By all account the majority of the 800,000 recipients in the DACA program, are good people, and I don’t think anybody faults them for the law-breaking actions of their parents. These kids were brought here as minors and those who have been law-abiding, and sought out a job and an education deserve the opportunity to continue to be a part of the American dream.
However, a pathway to citizenship cannot be provided for anybody who happens to be here illegally if we don’t secure our borders first.
While the immigration debate can bring out the worst in some people, the need to secure our borders should be something that transcends ideology. The constitution demands that the United States government secure our border, which is something they have clearly failed to do over the past few decades. If a path to citizenship is provided for any group of undocumented immigrants, without the guarantee of first securing the border — that is simply poor public policy and an invite for people to bring their families across our border, with the guarantee that their kids get to stay.

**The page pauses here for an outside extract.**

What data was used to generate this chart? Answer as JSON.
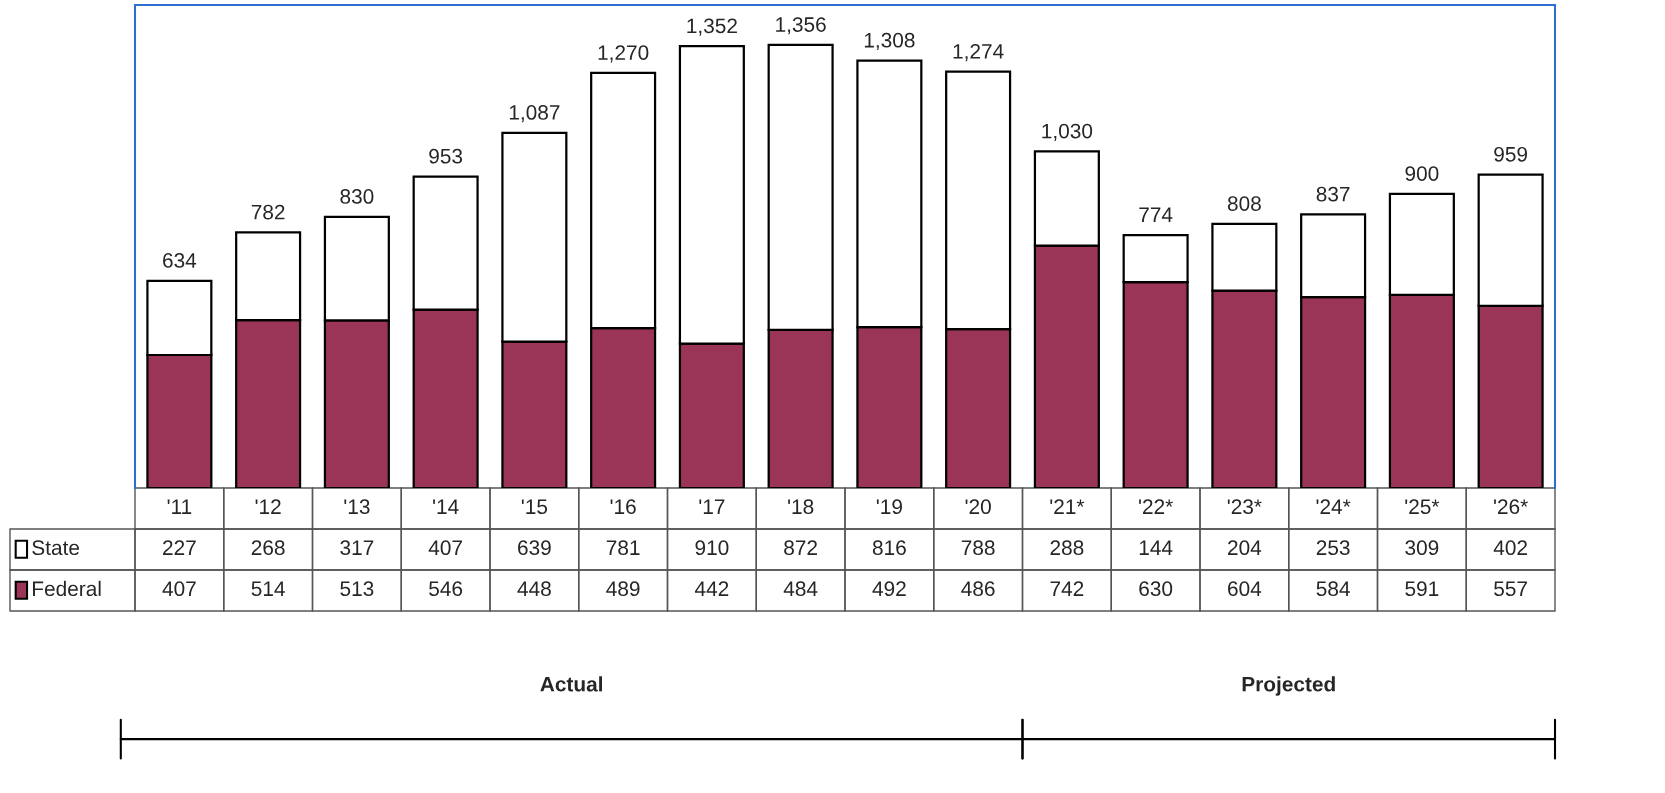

I believe that there is a dark side to today’s immigration debate. Folks on the far-right, whom will slur anybody prepared to go to the negotiating table as shills for “amnesty,” or “open borders,” even when those same people are demanding border security. Those on the far-left will ridicule Democrats who agree to border security as racist. Both Democrats and Republicans should understand that the loudest voices in the immigration debate don’t speak for the American people or the majority of either party’s voters.
I urge all lawmakers on both sides: block out the noise and stick to your principles. Don’t be afraid to tick off some folks. Only then will real, comprehensive immigration reform be possible.